The bus has become routine: a bus ride and then a train ride to school, two buses to get downtown, three buses to get to my rock gym. Think of Maine Bound and then imagine it in a warehouse with 60-foot ceilings and two floors of cave climbing. I’ve been doing a lot of rock climbing lately to relax because my mid-term exams are this week.
I am halfway through the semester as of Tuesday. I’ll have taken five mid-terms in two days. The immoderate amount of exams I have in those days has a silver lining in that I have six days without class as Oct. 12 is Thanksgiving here. I’m going to spend Thanksgiving break in Virginia with a dear friend. It was scarier than skydiving to buy my first roundtrip international plane ticket without my parents’ help. I hunted for weeks for the “right” fare. I didn’t find the “right” fare and prices kept going up until I decided to just bite the bullet and buy one.
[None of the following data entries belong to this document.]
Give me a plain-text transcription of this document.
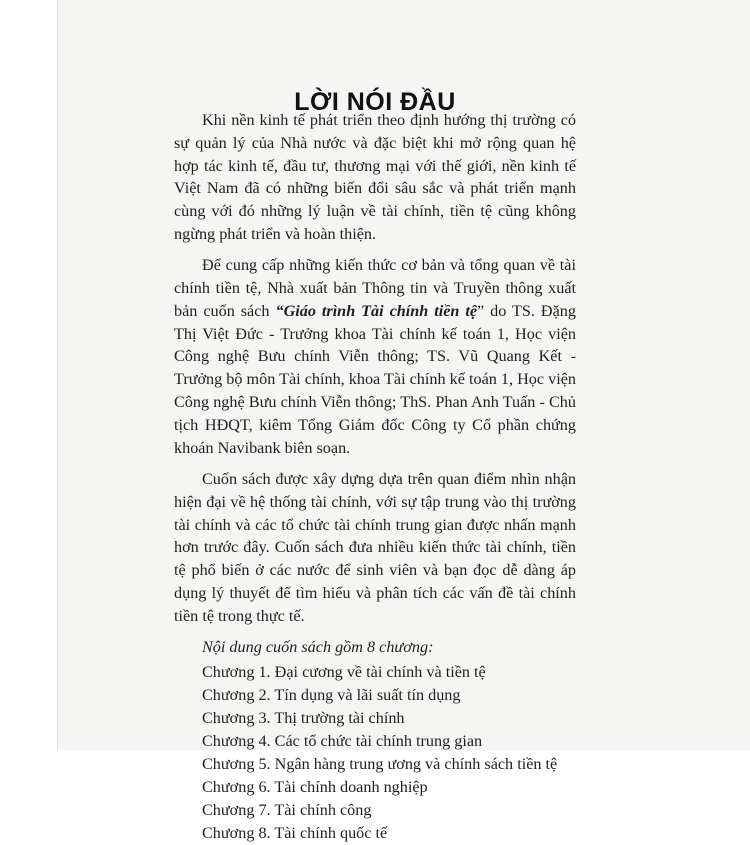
LỜI NÓI ĐẦU

Khi nền kinh tế phát triển theo định hướng thị trường có sự quản lý của Nhà nước và đặc biệt khi mở rộng quan hệ hợp tác kinh tế, đầu tư, thương mại với thế giới, nền kinh tế Việt Nam đã có những biến đổi sâu sắc và phát triển mạnh cùng với đó những lý luận về tài chính, tiền tệ cũng không ngừng phát triển và hoàn thiện.

Để cung cấp những kiến thức cơ bản và tổng quan về tài chính tiền tệ, Nhà xuất bản Thông tin và Truyền thông xuất bản cuốn sách “Giáo trình Tài chính tiền tệ” do TS. Đặng Thị Việt Đức - Trưởng khoa Tài chính kế toán 1, Học viện Công nghệ Bưu chính Viễn thông; TS. Vũ Quang Kết - Trưởng bộ môn Tài chính, khoa Tài chính kế toán 1, Học viện Công nghệ Bưu chính Viễn thông; ThS. Phan Anh Tuấn - Chủ tịch HĐQT, kiêm Tổng Giám đốc Công ty Cổ phần chứng khoán Navibank biên soạn.

Cuốn sách được xây dựng dựa trên quan điểm nhìn nhận hiện đại về hệ thống tài chính, với sự tập trung vào thị trường tài chính và các tổ chức tài chính trung gian được nhấn mạnh hơn trước đây. Cuốn sách đưa nhiều kiến thức tài chính, tiền tệ phổ biến ở các nước để sinh viên và bạn đọc dễ dàng áp dụng lý thuyết để tìm hiểu và phân tích các vấn đề tài chính tiền tệ trong thực tế.

Nội dung cuốn sách gồm 8 chương:

Chương 1. Đại cương về tài chính và tiền tệ
Chương 2. Tín dụng và lãi suất tín dụng
Chương 3. Thị trường tài chính
Chương 4. Các tổ chức tài chính trung gian
Chương 5. Ngân hàng trung ương và chính sách tiền tệ
Chương 6. Tài chính doanh nghiệp
Chương 7. Tài chính công
Chương 8. Tài chính quốc tế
I leave just hours after my last exam, and I fly back to Ottawa on Thanksgiving.
Canadian Thanksgiving occurs earlier than American Thanksgiving by about a month every year, but I’ve asked around, and no one I ask really knows why. One of the answers I’ve received is “Well, it sure gets colder up here than California.” I asked one of my Canadian Studies professors why Canada’s Thanksgiving is earlier than the United States’ Thanksgiving, and he ventured a guess to say that it keeps Canada different from its southern neighbor. Although, I did some research and Canadian Thanksgiving falls on the same day as Columbus Day back home. There’s a tension in Canadian culture to simultaneously reject and accept American culture — to show that they are different, but invested in a greater North American culture.
Rachel Snell is a Ph.D. student back at the University of Maine. I have never met her; however, she wrote some fascinating stuff on this cultural localization by examining cookbooks from the 19th Century. I only know about this because in most of my classes we’ve read an article by Mainers. Bates College, the University of Maine and Colby College have all found a way to finagle their writings into my course work. This is the opposite of what I’m doing. I’m not trying to leave a paper trail here in Ottawa, and I’m not sure I’d be able to in such an immense city. Instead I’ve been trying to touch the lives of the people I see in everyday life. One of my roommates is an electrical engineering student at Carleton University, and I’ve been teaching him how to fry eggs. I taught him how to do laundry too. There are a lot of life skills that need to be learned during freshman year, but I think I’ll just teach him what I can in what is left of this semester.